Славочка застонал. Ничего нелепее он не мог бы себе придумать. Костик вновь ворвался в его жизнь с очередной порцией бреда, который невозможно было ни осознать, ни исправить. Он рушил выстроенные городки Славочкиного миропонимания какой-то неуправляемой шальной битой. Крыть было нечем.
– Иди к черту, не хочу тебя слышать, – слабым голосом произнес Славочка и швырнул трубку на диван.
Подошла Дарья Сергеевна, с тяжелой одышкой села рядом, обняла его за плечи. Он положил голову ей на руку. Рука была натруженной, раздутой и пахла «Ариэлем «горная свежесть».
– Мамуль, опять стираешь в тазике? А машинка на что? А Гуля-домработница?
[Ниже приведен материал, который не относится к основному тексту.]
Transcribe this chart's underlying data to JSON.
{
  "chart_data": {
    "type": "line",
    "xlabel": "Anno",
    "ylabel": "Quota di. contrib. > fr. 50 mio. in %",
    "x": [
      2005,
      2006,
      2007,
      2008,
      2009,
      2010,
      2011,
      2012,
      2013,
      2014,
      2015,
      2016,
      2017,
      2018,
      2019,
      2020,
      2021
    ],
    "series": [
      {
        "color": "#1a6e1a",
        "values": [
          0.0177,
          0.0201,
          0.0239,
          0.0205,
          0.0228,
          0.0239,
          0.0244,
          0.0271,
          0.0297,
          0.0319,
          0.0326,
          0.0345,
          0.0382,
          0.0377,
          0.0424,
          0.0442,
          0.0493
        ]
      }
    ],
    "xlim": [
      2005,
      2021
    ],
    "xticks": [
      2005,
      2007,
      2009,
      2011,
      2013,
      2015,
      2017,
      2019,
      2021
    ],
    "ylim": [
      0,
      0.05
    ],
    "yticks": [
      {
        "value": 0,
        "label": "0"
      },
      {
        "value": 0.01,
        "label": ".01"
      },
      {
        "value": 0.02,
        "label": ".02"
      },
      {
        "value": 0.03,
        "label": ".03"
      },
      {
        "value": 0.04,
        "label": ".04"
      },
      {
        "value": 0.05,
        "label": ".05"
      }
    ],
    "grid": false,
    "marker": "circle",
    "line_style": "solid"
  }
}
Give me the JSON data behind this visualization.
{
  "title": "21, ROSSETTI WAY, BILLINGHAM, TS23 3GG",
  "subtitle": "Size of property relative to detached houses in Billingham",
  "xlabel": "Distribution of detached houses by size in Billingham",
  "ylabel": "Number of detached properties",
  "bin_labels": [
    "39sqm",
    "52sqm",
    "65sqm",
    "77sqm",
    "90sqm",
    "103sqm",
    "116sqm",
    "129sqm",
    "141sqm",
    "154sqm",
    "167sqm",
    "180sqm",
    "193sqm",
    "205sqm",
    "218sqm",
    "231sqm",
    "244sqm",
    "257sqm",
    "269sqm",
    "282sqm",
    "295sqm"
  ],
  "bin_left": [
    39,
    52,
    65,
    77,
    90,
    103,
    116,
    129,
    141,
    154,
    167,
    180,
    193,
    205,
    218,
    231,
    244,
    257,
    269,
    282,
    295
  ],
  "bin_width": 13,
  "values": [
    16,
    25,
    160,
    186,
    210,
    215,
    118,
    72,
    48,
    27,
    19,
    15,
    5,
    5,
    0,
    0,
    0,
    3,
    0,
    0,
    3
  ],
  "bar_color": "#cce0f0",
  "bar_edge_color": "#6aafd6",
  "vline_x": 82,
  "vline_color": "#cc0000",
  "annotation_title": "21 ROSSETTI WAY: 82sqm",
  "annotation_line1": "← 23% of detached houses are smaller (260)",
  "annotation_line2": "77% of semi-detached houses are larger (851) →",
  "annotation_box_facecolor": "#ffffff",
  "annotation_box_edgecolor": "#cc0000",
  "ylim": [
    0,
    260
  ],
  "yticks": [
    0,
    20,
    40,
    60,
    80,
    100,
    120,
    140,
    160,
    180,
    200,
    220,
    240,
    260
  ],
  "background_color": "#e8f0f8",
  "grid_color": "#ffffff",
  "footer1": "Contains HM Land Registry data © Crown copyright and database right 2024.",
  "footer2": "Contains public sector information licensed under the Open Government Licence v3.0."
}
Запретил же врач наклоняться.
– Да не умеют они стирать твои рубашки. Ни Гуля бестолковая, ни машинка твоя. Без души они это делают. Как будто не для тебя, сыночки моего.
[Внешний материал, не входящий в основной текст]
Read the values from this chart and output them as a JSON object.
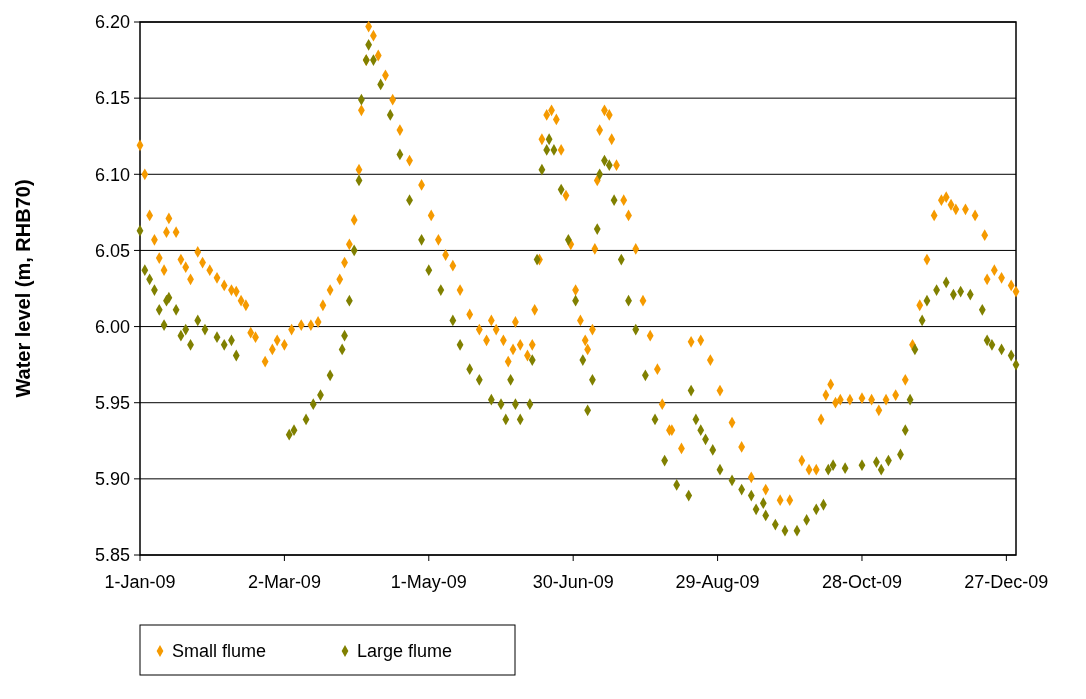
{
  "chart_data": {
    "type": "scatter",
    "ylabel": "Water level (m, RHB70)",
    "xlim": [
      "2009-01-01",
      "2009-12-31"
    ],
    "xticks": [
      {
        "value": "2009-01-01",
        "label": "1-Jan-09"
      },
      {
        "value": "2009-03-02",
        "label": "2-Mar-09"
      },
      {
        "value": "2009-05-01",
        "label": "1-May-09"
      },
      {
        "value": "2009-06-30",
        "label": "30-Jun-09"
      },
      {
        "value": "2009-08-29",
        "label": "29-Aug-09"
      },
      {
        "value": "2009-10-28",
        "label": "28-Oct-09"
      },
      {
        "value": "2009-12-27",
        "label": "27-Dec-09"
      }
    ],
    "ylim": [
      5.85,
      6.2
    ],
    "yticks": [
      {
        "value": 5.85,
        "label": "5.85"
      },
      {
        "value": 5.9,
        "label": "5.90"
      },
      {
        "value": 5.95,
        "label": "5.95"
      },
      {
        "value": 6,
        "label": "6.00"
      },
      {
        "value": 6.05,
        "label": "6.05"
      },
      {
        "value": 6.1,
        "label": "6.10"
      },
      {
        "value": 6.15,
        "label": "6.15"
      },
      {
        "value": 6.2,
        "label": "6.20"
      }
    ],
    "grid": "y",
    "legend": "bottom",
    "marker": "diamond",
    "series": [
      {
        "name": "Small flume",
        "color": "#f59a00",
        "x": [
          "2009-01-01",
          "2009-01-03",
          "2009-01-05",
          "2009-01-07",
          "2009-01-09",
          "2009-01-11",
          "2009-01-12",
          "2009-01-13",
          "2009-01-16",
          "2009-01-18",
          "2009-01-20",
          "2009-01-22",
          "2009-01-25",
          "2009-01-27",
          "2009-01-30",
          "2009-02-02",
          "2009-02-05",
          "2009-02-08",
          "2009-02-10",
          "2009-02-12",
          "2009-02-14",
          "2009-02-16",
          "2009-02-18",
          "2009-02-22",
          "2009-02-25",
          "2009-02-27",
          "2009-03-02",
          "2009-03-05",
          "2009-03-09",
          "2009-03-13",
          "2009-03-16",
          "2009-03-18",
          "2009-03-21",
          "2009-03-25",
          "2009-03-27",
          "2009-03-29",
          "2009-03-31",
          "2009-04-02",
          "2009-04-03",
          "2009-04-05",
          "2009-04-06",
          "2009-04-08",
          "2009-04-10",
          "2009-04-13",
          "2009-04-16",
          "2009-04-19",
          "2009-04-23",
          "2009-04-28",
          "2009-05-02",
          "2009-05-05",
          "2009-05-08",
          "2009-05-11",
          "2009-05-14",
          "2009-05-18",
          "2009-05-22",
          "2009-05-25",
          "2009-05-27",
          "2009-05-29",
          "2009-06-01",
          "2009-06-03",
          "2009-06-05",
          "2009-06-06",
          "2009-06-08",
          "2009-06-11",
          "2009-06-13",
          "2009-06-14",
          "2009-06-16",
          "2009-06-17",
          "2009-06-19",
          "2009-06-21",
          "2009-06-23",
          "2009-06-25",
          "2009-06-27",
          "2009-06-29",
          "2009-07-01",
          "2009-07-03",
          "2009-07-05",
          "2009-07-06",
          "2009-07-08",
          "2009-07-09",
          "2009-07-10",
          "2009-07-11",
          "2009-07-13",
          "2009-07-15",
          "2009-07-16",
          "2009-07-18",
          "2009-07-21",
          "2009-07-23",
          "2009-07-26",
          "2009-07-29",
          "2009-08-01",
          "2009-08-04",
          "2009-08-06",
          "2009-08-09",
          "2009-08-10",
          "2009-08-14",
          "2009-08-18",
          "2009-08-22",
          "2009-08-26",
          "2009-08-30",
          "2009-09-04",
          "2009-09-08",
          "2009-09-12",
          "2009-09-18",
          "2009-09-24",
          "2009-09-28",
          "2009-10-03",
          "2009-10-06",
          "2009-10-09",
          "2009-10-11",
          "2009-10-13",
          "2009-10-15",
          "2009-10-17",
          "2009-10-19",
          "2009-10-23",
          "2009-10-28",
          "2009-11-01",
          "2009-11-04",
          "2009-11-07",
          "2009-11-11",
          "2009-11-15",
          "2009-11-18",
          "2009-11-21",
          "2009-11-24",
          "2009-11-27",
          "2009-11-30",
          "2009-12-02",
          "2009-12-04",
          "2009-12-06",
          "2009-12-10",
          "2009-12-14",
          "2009-12-18",
          "2009-12-19",
          "2009-12-22",
          "2009-12-25",
          "2009-12-29",
          "2009-12-31"
        ],
        "values": [
          6.119,
          6.1,
          6.073,
          6.057,
          6.045,
          6.037,
          6.062,
          6.071,
          6.062,
          6.044,
          6.039,
          6.031,
          6.049,
          6.042,
          6.037,
          6.032,
          6.027,
          6.024,
          6.023,
          6.017,
          6.014,
          5.996,
          5.993,
          5.977,
          5.985,
          5.991,
          5.988,
          5.998,
          6.001,
          6.001,
          6.003,
          6.014,
          6.024,
          6.031,
          6.042,
          6.054,
          6.07,
          6.103,
          6.142,
          6.175,
          6.197,
          6.191,
          6.178,
          6.165,
          6.149,
          6.129,
          6.109,
          6.093,
          6.073,
          6.057,
          6.047,
          6.04,
          6.024,
          6.008,
          5.998,
          5.991,
          6.004,
          5.998,
          5.991,
          5.977,
          5.985,
          6.003,
          5.988,
          5.981,
          5.988,
          6.011,
          6.044,
          6.123,
          6.139,
          6.142,
          6.136,
          6.116,
          6.086,
          6.054,
          6.024,
          6.004,
          5.991,
          5.985,
          5.998,
          6.051,
          6.096,
          6.129,
          6.142,
          6.139,
          6.123,
          6.106,
          6.083,
          6.073,
          6.051,
          6.017,
          5.994,
          5.972,
          5.949,
          5.932,
          5.932,
          5.92,
          5.99,
          5.991,
          5.978,
          5.958,
          5.937,
          5.921,
          5.901,
          5.893,
          5.886,
          5.886,
          5.912,
          5.906,
          5.906,
          5.939,
          5.955,
          5.962,
          5.95,
          5.952,
          5.952,
          5.953,
          5.952,
          5.945,
          5.952,
          5.955,
          5.965,
          5.988,
          6.014,
          6.044,
          6.073,
          6.083,
          6.085,
          6.08,
          6.077,
          6.077,
          6.073,
          6.06,
          6.031,
          6.037,
          6.032,
          6.027,
          6.023
        ]
      },
      {
        "name": "Large flume",
        "color": "#808000",
        "x": [
          "2009-01-01",
          "2009-01-03",
          "2009-01-05",
          "2009-01-07",
          "2009-01-09",
          "2009-01-11",
          "2009-01-12",
          "2009-01-13",
          "2009-01-16",
          "2009-01-18",
          "2009-01-20",
          "2009-01-22",
          "2009-01-25",
          "2009-01-28",
          "2009-02-02",
          "2009-02-05",
          "2009-02-08",
          "2009-02-10",
          "2009-03-04",
          "2009-03-06",
          "2009-03-11",
          "2009-03-14",
          "2009-03-17",
          "2009-03-21",
          "2009-03-26",
          "2009-03-27",
          "2009-03-29",
          "2009-03-31",
          "2009-04-02",
          "2009-04-03",
          "2009-04-05",
          "2009-04-06",
          "2009-04-08",
          "2009-04-11",
          "2009-04-15",
          "2009-04-19",
          "2009-04-23",
          "2009-04-28",
          "2009-05-01",
          "2009-05-06",
          "2009-05-11",
          "2009-05-14",
          "2009-05-18",
          "2009-05-22",
          "2009-05-27",
          "2009-05-31",
          "2009-06-02",
          "2009-06-04",
          "2009-06-06",
          "2009-06-08",
          "2009-06-12",
          "2009-06-13",
          "2009-06-15",
          "2009-06-17",
          "2009-06-19",
          "2009-06-20",
          "2009-06-22",
          "2009-06-25",
          "2009-06-28",
          "2009-07-01",
          "2009-07-04",
          "2009-07-06",
          "2009-07-08",
          "2009-07-10",
          "2009-07-11",
          "2009-07-13",
          "2009-07-15",
          "2009-07-17",
          "2009-07-20",
          "2009-07-23",
          "2009-07-26",
          "2009-07-30",
          "2009-08-03",
          "2009-08-07",
          "2009-08-12",
          "2009-08-17",
          "2009-08-18",
          "2009-08-20",
          "2009-08-22",
          "2009-08-24",
          "2009-08-27",
          "2009-08-30",
          "2009-09-04",
          "2009-09-08",
          "2009-09-12",
          "2009-09-14",
          "2009-09-17",
          "2009-09-18",
          "2009-09-22",
          "2009-09-26",
          "2009-10-01",
          "2009-10-05",
          "2009-10-09",
          "2009-10-12",
          "2009-10-14",
          "2009-10-16",
          "2009-10-21",
          "2009-10-28",
          "2009-11-03",
          "2009-11-05",
          "2009-11-08",
          "2009-11-13",
          "2009-11-15",
          "2009-11-17",
          "2009-11-19",
          "2009-11-22",
          "2009-11-24",
          "2009-11-28",
          "2009-12-02",
          "2009-12-05",
          "2009-12-08",
          "2009-12-12",
          "2009-12-17",
          "2009-12-19",
          "2009-12-21",
          "2009-12-25",
          "2009-12-29",
          "2009-12-31"
        ],
        "values": [
          6.063,
          6.037,
          6.031,
          6.024,
          6.011,
          6.001,
          6.017,
          6.019,
          6.011,
          5.994,
          5.998,
          5.988,
          6.004,
          5.998,
          5.993,
          5.988,
          5.991,
          5.981,
          5.929,
          5.932,
          5.939,
          5.949,
          5.955,
          5.968,
          5.985,
          5.994,
          6.017,
          6.05,
          6.096,
          6.149,
          6.175,
          6.185,
          6.175,
          6.159,
          6.139,
          6.113,
          6.083,
          6.057,
          6.037,
          6.024,
          6.004,
          5.988,
          5.972,
          5.965,
          5.952,
          5.949,
          5.939,
          5.965,
          5.949,
          5.939,
          5.949,
          5.978,
          6.044,
          6.103,
          6.116,
          6.123,
          6.116,
          6.09,
          6.057,
          6.017,
          5.978,
          5.945,
          5.965,
          6.064,
          6.1,
          6.109,
          6.106,
          6.083,
          6.044,
          6.017,
          5.998,
          5.968,
          5.939,
          5.912,
          5.896,
          5.889,
          5.958,
          5.939,
          5.932,
          5.926,
          5.919,
          5.906,
          5.899,
          5.893,
          5.889,
          5.88,
          5.884,
          5.876,
          5.87,
          5.866,
          5.866,
          5.873,
          5.88,
          5.883,
          5.906,
          5.909,
          5.907,
          5.909,
          5.911,
          5.906,
          5.912,
          5.916,
          5.932,
          5.952,
          5.985,
          6.004,
          6.017,
          6.024,
          6.029,
          6.021,
          6.023,
          6.021,
          6.011,
          5.991,
          5.988,
          5.985,
          5.981,
          5.975
        ]
      }
    ]
  }
}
– Мама… – Славочка поцеловал ее волосы.
Он страшно боялся ее потерять. Она как-то быстро сдала за последние пять лет, вены на кистях и стопах скрутились в корявые узлы, статная спина набрякла, нависла над тяжелым тазом. Ходила она вразвалку, как утка, садилась, хватаясь за спинки стульев и боковины диванов. Больше всего его пугало, что несчастье произойдет, когда он будет за рубежом, на гастролях, и не сможет сию секунду пересечь моря и океаны, чтобы подставить ей плечо, схватить за руку. Так же, как случилось с отцом. Весть о его внезапной кончине догнала Славочку в Америке. Позвонила Катюша и, рыдая, сообщила, что папу нашли мертвым в своей квартире. Лежал около трех дней, пока не спохватились на работе. Сердечный приступ. Славочка не успел с ним попрощаться. Тело кремировали на следующее утро. Даже если бы он вылетел из Лос-Анджелеса в ту же секунду, нарушив контракт, то все равно бы не успел. Дарья Сергеевна не могла простить Катюше, что она потревожила брата на гастролях.
– Ты подумала о нем? Как он будет жить с этим там, на чужбине? Выспится ли он перед концертом, сможет ли он играть? Не могла дотерпеть, когда он приедет? Дура!